Scientists said in an historic announcement, on Friday that they have for the first time directly detected the existence of gravitational waves.
David Reitze, Executive Director of the U.S.based Laser Interferometer Gravitational-wave Observatory (LIGO), said in Washington that the gravitational waves which were predicted 100 years, ago by Albert Einstein’s theory of general relativity, was one of the two pillars of modern physics.
“We did it. This was truly a scientific moon-shot. I really believe that. And we did it. We landed on the moon.”
Reitze said the detected gravitational waves were produced during the final fraction of a second of the merger of two black holes to produce a single, more massive spinning black hole.
The director explained that gravitational waves were the last piece of Einstein’s theory of general relativity that has yet to be proven.
Reitze said signals from gravitational waves are so weak that Einstein himself questioned whether a device sensitive enough could be developed to capture this phenomenon.
He noted that the collision of two black holes had been predicted but never observed.
“The gravitational waves were detected on Sept. 14, 2015, at 5:51 a.m. EDT (0951 GMT) by both of the twin LIGO detectors, located in Livingston, Louisiana; and Hanford, Washington.
“Based on the observed signals, LIGO scientists estimated that the black holes for this event were about 29 and 36 times the mass of the Sun, and the event took place 1.3 billion years ago.
About three times the mass of the Sun was converted into gravitational waves in a fraction of a second, with a peak power output about 50 times that of the whole visible universe,’’ he said.
Reitze recalled that in 1916, German-born theoretical physicist Einstein, predicted the existence of gravitational waves, or ripples in the fabric of space-time resulting from the most violent phenomena in our distant universe such as supernovae explosions or colliding black holes.
“In 1974, two American scientists discovered a binary pulsar, a pair of two dead stars emitting pulses of radio waves.
They later realised that the orbit of the pulsar was slowly shrinking over time because of the release of energy in a way Einstein’s theory predicted: gravitational waves,’’.

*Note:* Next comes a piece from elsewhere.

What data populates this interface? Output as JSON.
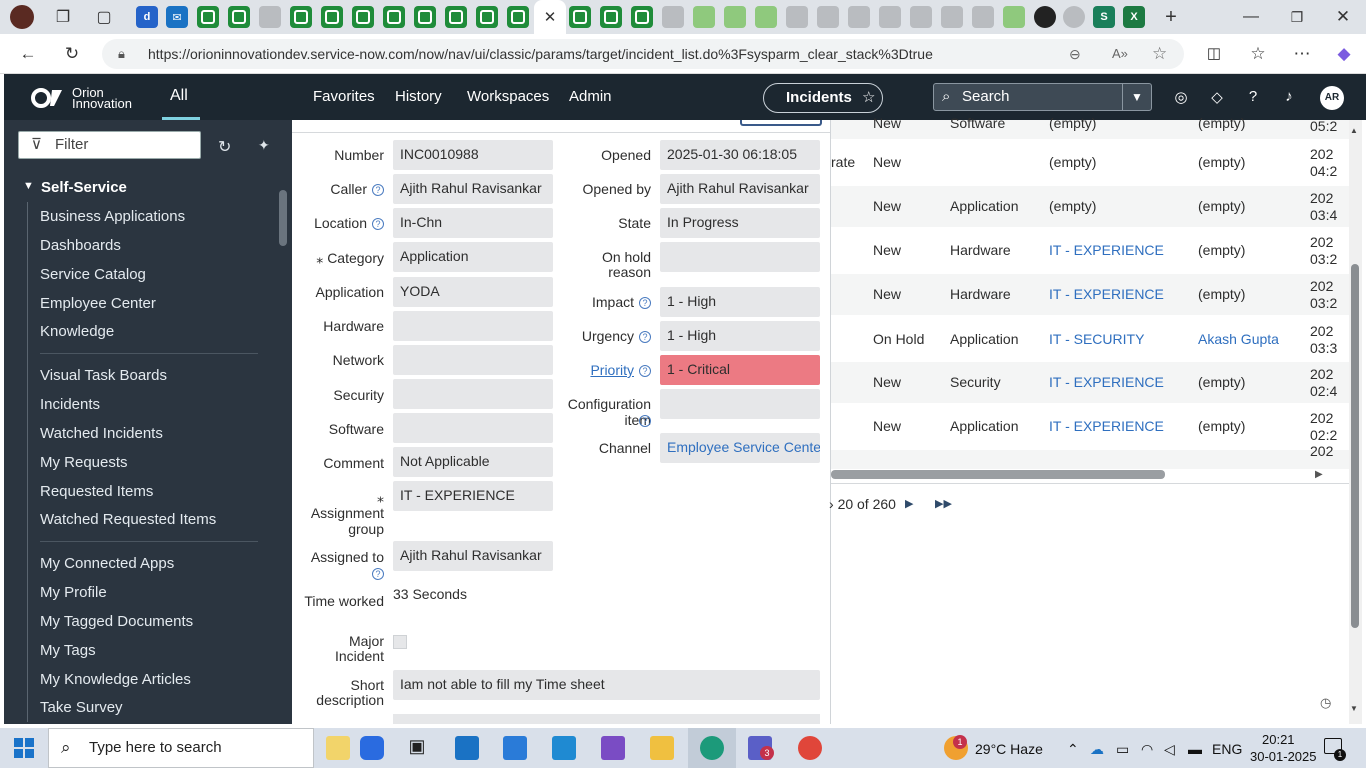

He said for discovering the pulsar and indirectly confirming the existence of gravitational waves, the two were awarded the 1993 Nobel Prize in Physics.
Rainer Weiss, Professor of Physics from the Massachusetts Institute of Technology, said the new LIGO discovery was the first observation of gravitational waves themselves.
He said they were made by measuring the tiny disturbances the waves made to space and time as they passed through the earth.
“Our observation of gravitational waves accomplishes an ambitious goal set out over five decades ago to directly detect this elusive phenomenon and better understand the universe, and, fittingly, fulfills Einstein’s legacy on the 100th anniversary of his general theory of relativity.
“It would have been wonderful to watch Einstein’s face had we been able to tell him,” he said.
Weiss said the new discovery, has been accepted for publication in the journal Physical Review Letters.
The journal was made by the LIGO Scientific Collaboration (LSC), a group of more than 1,000 scientists from universities around the U.S. as well as in 14 other countries.
Lawrence Krauss, a Theoretical physicist at the Arizona State University, described the finding as “a huge milestone.”
He said the discovery would open a new window on the universe, like the invention of the telescope or discovery of radio waves from space.
Krauss added that the gravitational wave astronomy would be the astronomy of the 21st century.
Gabriela Gonzalez, LSC Spokesperson and Professor of Physics and Astronomy at the Louisiana State University, echoed the same view.
He said the detection was the beginning of a new era and the field of gravitational wave astronomy is now a reality.
“With this discovery, we humans are embarking on a marvelous new quest, the quest to explore the warped side of the universe objects and phenomena that are made from warped space time.
“Colliding black holes and gravitational waves are our first beautiful examples,” he said.